A beer fan and a penchant of a quality pint of Guinness would eventually lead him to try London Black and such is his love for the brewery’s beer, he can be often be found stopping in at the Anspach & Hobday Arch House when following his beloved Manchester City FC near the capital or while in London for his travels.

Hackett tells us that Anspach and Hobday are “pioneers” in modern craft brewing. “To the point that their London Black has become more than a craft beer,” he says. “It is the British nitro porter. In fact when served on 80/20 gas at their taproom in Bermondsey, it’s the best stout or porter you can get in Britain.”

“He’s a very, very honest man,” adds Anspach. “When he says something he means it and he’s genuine. It’s amazing the attention his work has garnered for us and we sincerely thank him for that.”

Through breweries such as Anspach & Hobday, dark beers are well-and-truly back in the spotlight and the appetite is there for all to see.
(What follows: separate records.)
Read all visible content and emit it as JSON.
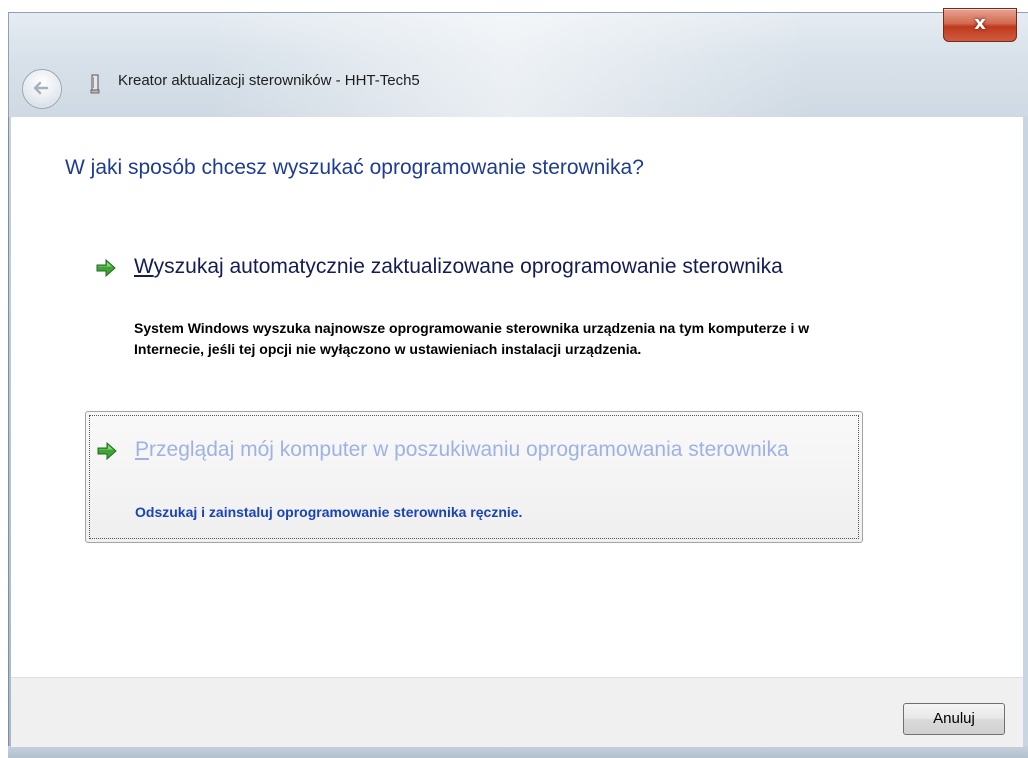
{
  "window": {
    "title": "Kreator aktualizacji sterowników - HHT-Tech5",
    "close_label": "x",
    "icons": {
      "back": "back-arrow-icon",
      "device": "device-icon",
      "close": "close-icon"
    }
  },
  "main": {
    "heading": "W jaki sposób chcesz wyszukać oprogramowanie sterownika?",
    "options": [
      {
        "accesskey": "W",
        "title_rest": "yszukaj automatycznie zaktualizowane oprogramowanie sterownika",
        "description": "System Windows wyszuka najnowsze oprogramowanie sterownika urządzenia na tym komputerze i w Internecie, jeśli tej opcji nie wyłączono w ustawieniach instalacji urządzenia.",
        "icon": "green-arrow-icon"
      },
      {
        "accesskey": "P",
        "title_rest": "rzeglądaj mój komputer w poszukiwaniu oprogramowania sterownika",
        "description": "Odszukaj i zainstaluj oprogramowanie sterownika ręcznie.",
        "icon": "green-arrow-icon"
      }
    ]
  },
  "footer": {
    "cancel_label": "Anuluj"
  },
  "colors": {
    "heading": "#1f3c94",
    "hover_title": "#9eb3e2",
    "hover_desc": "#1a44b5",
    "close": "#c0391e"
  }
}
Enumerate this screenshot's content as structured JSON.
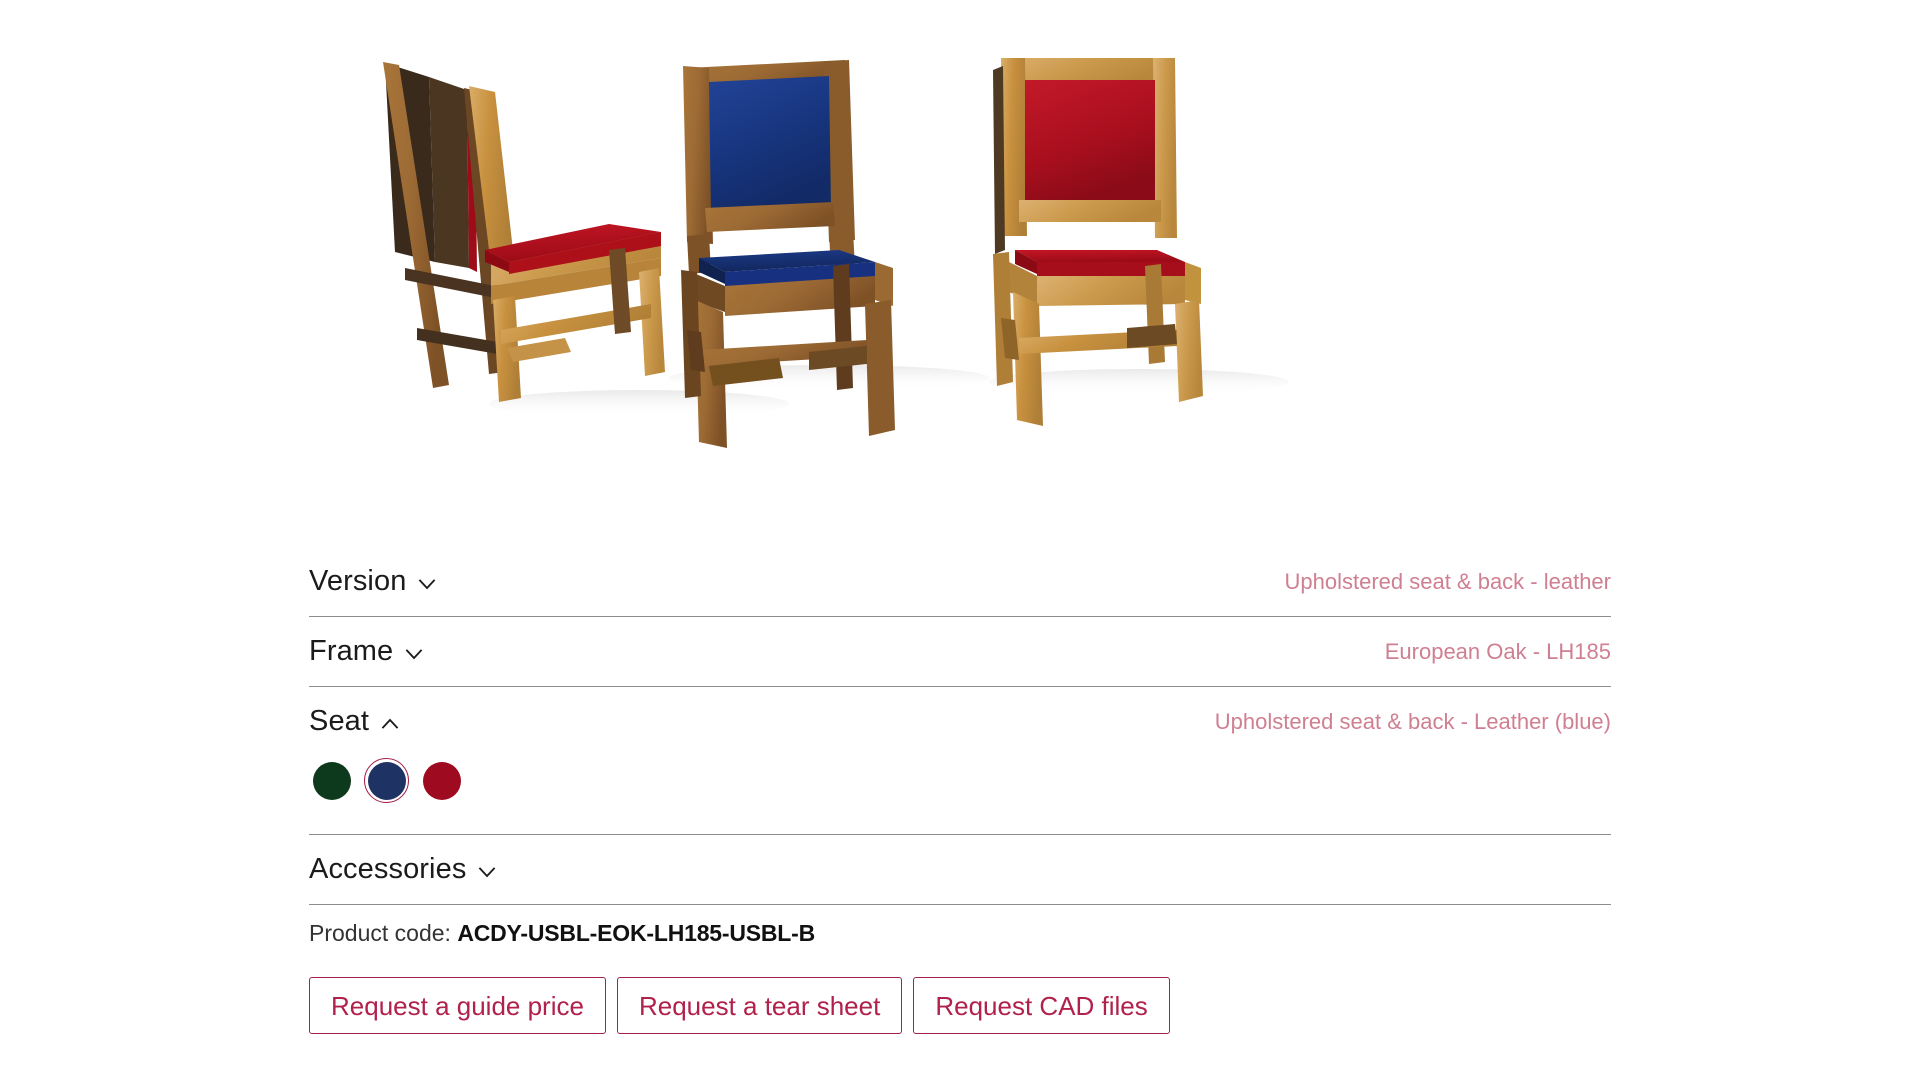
{
  "product": {
    "code_label": "Product code:",
    "code_value": "ACDY-USBL-EOK-LH185-USBL-B"
  },
  "gallery": {
    "alt": "Three oak chairs: rear view with red seat, front view with blue upholstery, front view with red upholstery",
    "background": "#ffffff",
    "chairs": [
      {
        "name": "chair-rear-red",
        "frame": "#c8913f",
        "upholstery": "#b3111f",
        "view": "rear-three-quarter"
      },
      {
        "name": "chair-front-blue",
        "frame": "#9c6a34",
        "upholstery": "#17357f",
        "view": "front-three-quarter"
      },
      {
        "name": "chair-front-red",
        "frame": "#d2a055",
        "upholstery": "#b0101f",
        "view": "front"
      }
    ]
  },
  "options": [
    {
      "id": "version",
      "label": "Version",
      "value": "Upholstered seat & back - leather",
      "expanded": false,
      "chevron": "chevron-down-icon"
    },
    {
      "id": "frame",
      "label": "Frame",
      "value": "European Oak - LH185",
      "expanded": false,
      "chevron": "chevron-down-icon"
    },
    {
      "id": "seat",
      "label": "Seat",
      "value": "Upholstered seat & back - Leather (blue)",
      "expanded": true,
      "chevron": "chevron-up-icon",
      "swatches": [
        {
          "name": "swatch-green",
          "color": "#0d3a1c",
          "selected": false
        },
        {
          "name": "swatch-blue",
          "color": "#1e3264",
          "selected": true
        },
        {
          "name": "swatch-red",
          "color": "#9e0a20",
          "selected": false
        }
      ]
    },
    {
      "id": "accessories",
      "label": "Accessories",
      "value": "",
      "expanded": false,
      "chevron": "chevron-down-icon"
    }
  ],
  "buttons": [
    {
      "id": "request-guide-price",
      "label": "Request a guide price"
    },
    {
      "id": "request-tear-sheet",
      "label": "Request a tear sheet"
    },
    {
      "id": "request-cad-files",
      "label": "Request CAD files"
    }
  ],
  "colors": {
    "accent": "#a6204a",
    "value_text": "#cf7f92",
    "label_text": "#1b1b1b",
    "divider": "#8c8c8c",
    "selected_ring": "#a6204a"
  }
}
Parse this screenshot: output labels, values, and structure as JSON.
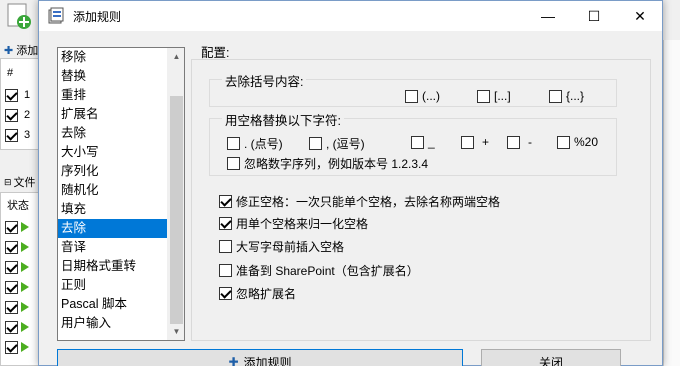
{
  "background_window": {
    "add_label": "添加",
    "hash_header": "#",
    "rows": [
      {
        "num": "1",
        "checked": true
      },
      {
        "num": "2",
        "checked": true
      },
      {
        "num": "3",
        "checked": true
      }
    ],
    "files_label": "文件",
    "status_header": "状态"
  },
  "dialog": {
    "title": "添加规则",
    "window_buttons": {
      "minimize": "—",
      "maximize": "☐",
      "close": "✕"
    },
    "rules": [
      "移除",
      "替换",
      "重排",
      "扩展名",
      "去除",
      "大小写",
      "序列化",
      "随机化",
      "填充",
      "去除",
      "音译",
      "日期格式重转",
      "正则",
      "Pascal 脚本",
      "用户输入"
    ],
    "selected_rule_index": 9,
    "config_label": "配置:",
    "brackets_group": {
      "title": "去除括号内容:",
      "options": [
        {
          "label": "(...)",
          "checked": false
        },
        {
          "label": "[...]",
          "checked": false
        },
        {
          "label": "{...}",
          "checked": false
        }
      ]
    },
    "replace_group": {
      "title": "用空格替换以下字符:",
      "options": [
        {
          "label": ". (点号)",
          "checked": false
        },
        {
          "label": ", (逗号)",
          "checked": false
        },
        {
          "label": "_",
          "checked": false
        },
        {
          "label": "+",
          "checked": false
        },
        {
          "label": "-",
          "checked": false
        },
        {
          "label": "%20",
          "checked": false
        }
      ],
      "ignore_numeric": {
        "label": "忽略数字序列，例如版本号 1.2.3.4",
        "checked": false
      }
    },
    "options": [
      {
        "label": "修正空格：一次只能单个空格，去除名称两端空格",
        "checked": true
      },
      {
        "label": "用单个空格来归一化空格",
        "checked": true
      },
      {
        "label": "大写字母前插入空格",
        "checked": false
      },
      {
        "label": "准备到 SharePoint（包含扩展名）",
        "checked": false
      },
      {
        "label": "忽略扩展名",
        "checked": true
      }
    ],
    "add_rule_button": "添加规则",
    "close_button": "关闭"
  }
}
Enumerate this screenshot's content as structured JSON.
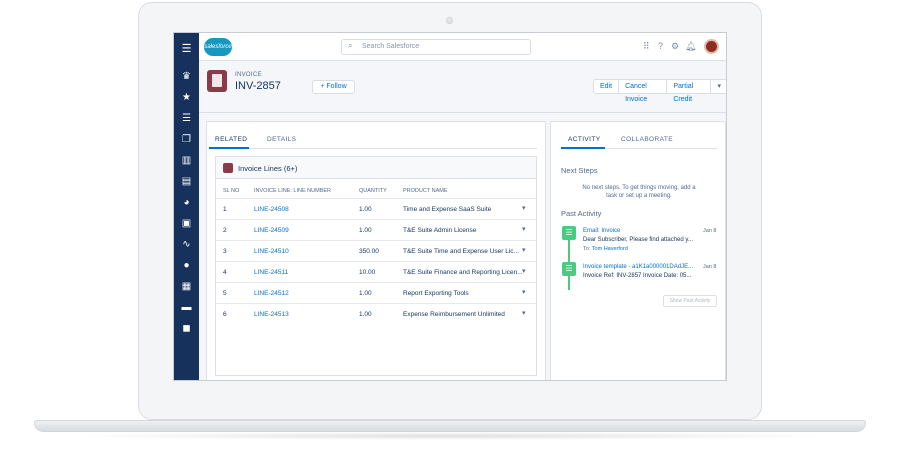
{
  "header": {
    "logo_text": "salesforce",
    "search_placeholder": "Search Salesforce"
  },
  "record": {
    "type_label": "INVOICE",
    "name": "INV-2857",
    "follow_label": "Follow",
    "actions": [
      "Edit",
      "Cancel Invoice",
      "Partial Credit"
    ]
  },
  "left_tabs": [
    "RELATED",
    "DETAILS"
  ],
  "related_list": {
    "title": "Invoice Lines (6+)",
    "columns": [
      "SL NO",
      "INVOICE LINE: LINE NUMBER",
      "QUANTITY",
      "PRODUCT NAME"
    ],
    "rows": [
      {
        "sl": "1",
        "line": "LINE-24508",
        "qty": "1.00",
        "product": "Time and Expense SaaS Suite"
      },
      {
        "sl": "2",
        "line": "LINE-24509",
        "qty": "1.00",
        "product": "T&E Suite Admin License"
      },
      {
        "sl": "3",
        "line": "LINE-24510",
        "qty": "350.00",
        "product": "T&E Suite Time and Expense User Lic..."
      },
      {
        "sl": "4",
        "line": "LINE-24511",
        "qty": "10.00",
        "product": "T&E Suite Finance and Reporting Licen..."
      },
      {
        "sl": "5",
        "line": "LINE-24512",
        "qty": "1.00",
        "product": "Report Exporting Tools"
      },
      {
        "sl": "6",
        "line": "LINE-24513",
        "qty": "1.00",
        "product": "Expense Reimbursement Unlimited"
      }
    ]
  },
  "right_tabs": [
    "ACTIVITY",
    "COLLABORATE"
  ],
  "activity": {
    "next_steps_title": "Next Steps",
    "next_steps_msg": "No next steps. To get things moving, add a task or set up a meeting.",
    "past_title": "Past Activity",
    "items": [
      {
        "title": "Email: Invoice",
        "detail": "Dear Subscriber, Please find attached y...",
        "sub_label": "To:",
        "sub_value": "Tom Haverford",
        "date": "Jan 8"
      },
      {
        "title": "Invoice template - a1K1a000001DAdJE...",
        "detail": "Invoice Ref: INV-2857 Invoice Date: 05...",
        "date": "Jan 8"
      }
    ],
    "show_past_label": "Show Past Activity"
  },
  "colors": {
    "nav": "#16325c",
    "link": "#0070d2",
    "activity_green": "#4bca81",
    "invoice_icon": "#8b3a4a"
  }
}
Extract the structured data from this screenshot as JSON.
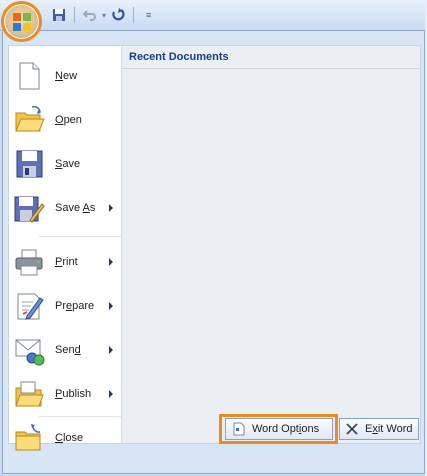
{
  "quick_access": {
    "items": [
      "save-icon",
      "undo-icon",
      "redo-icon",
      "customize-icon"
    ],
    "customize_symbol": "≡"
  },
  "menu": {
    "items": [
      {
        "name": "New",
        "key": "N",
        "rest": "ew",
        "has_submenu": false
      },
      {
        "name": "Open",
        "key": "O",
        "rest": "pen",
        "has_submenu": false
      },
      {
        "name": "Save",
        "key": "S",
        "rest": "ave",
        "has_submenu": false
      },
      {
        "name": "Save As",
        "pre": "Save ",
        "key": "A",
        "rest": "s",
        "has_submenu": true
      },
      {
        "name": "Print",
        "key": "P",
        "rest": "rint",
        "has_submenu": true
      },
      {
        "name": "Prepare",
        "pre": "Pr",
        "key": "e",
        "rest": "pare",
        "has_submenu": true
      },
      {
        "name": "Send",
        "pre": "Sen",
        "key": "d",
        "rest": "",
        "has_submenu": true
      },
      {
        "name": "Publish",
        "key": "P",
        "rest": "ublish",
        "has_submenu": true
      },
      {
        "name": "Close",
        "key": "C",
        "rest": "lose",
        "has_submenu": false
      }
    ],
    "recent_documents_title": "Recent Documents"
  },
  "footer": {
    "word_options_pre": "Word Opt",
    "word_options_key": "i",
    "word_options_post": "ons",
    "exit_pre": "E",
    "exit_key": "x",
    "exit_post": "it Word"
  },
  "colors": {
    "highlight": "#ef8a1f",
    "header_text": "#15428b"
  }
}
Just as excellent outfits such as Lost and Grounded Brewers, Pillars, Braybrooke, Donzoko, Braybrooke and others have shown that the modern consumer demands and wants a great UK lager. When the London outfit moved to their new Croydon home in 2020, London Black had yet to exist. So for a brewery nearly 12 years into its story, it’s also one that is just getting started, too.

“I was at a beer festival earlier this year and someone asked me if I worked for ‘London Black’,” smiles Anspach. “But to be known as the brewery that makes that beer, you can’t look at that as anything other than a massive positive. Yes we want to make lots of different beers but in the early days I also remember us saying how much easier life would be if we could make just one beer. It goes both ways!”

He adds: “We are going to continue making different beers as that is what excites us and it’s what we want to drink. But London Black excites us, too. There’s a real technical element to it from the grain bill and the gas mix to the pour, the branding, the storytelling and beyond.

“There are lots of great breweries across the globe that are known for one beer or one style that they do well. So if we can continue to contribute to the composition of London’s brewing fabric through this beer, still be doing it in 5-10 years, and have it become a meaningful part of London’s brewing history then that will be amazing.”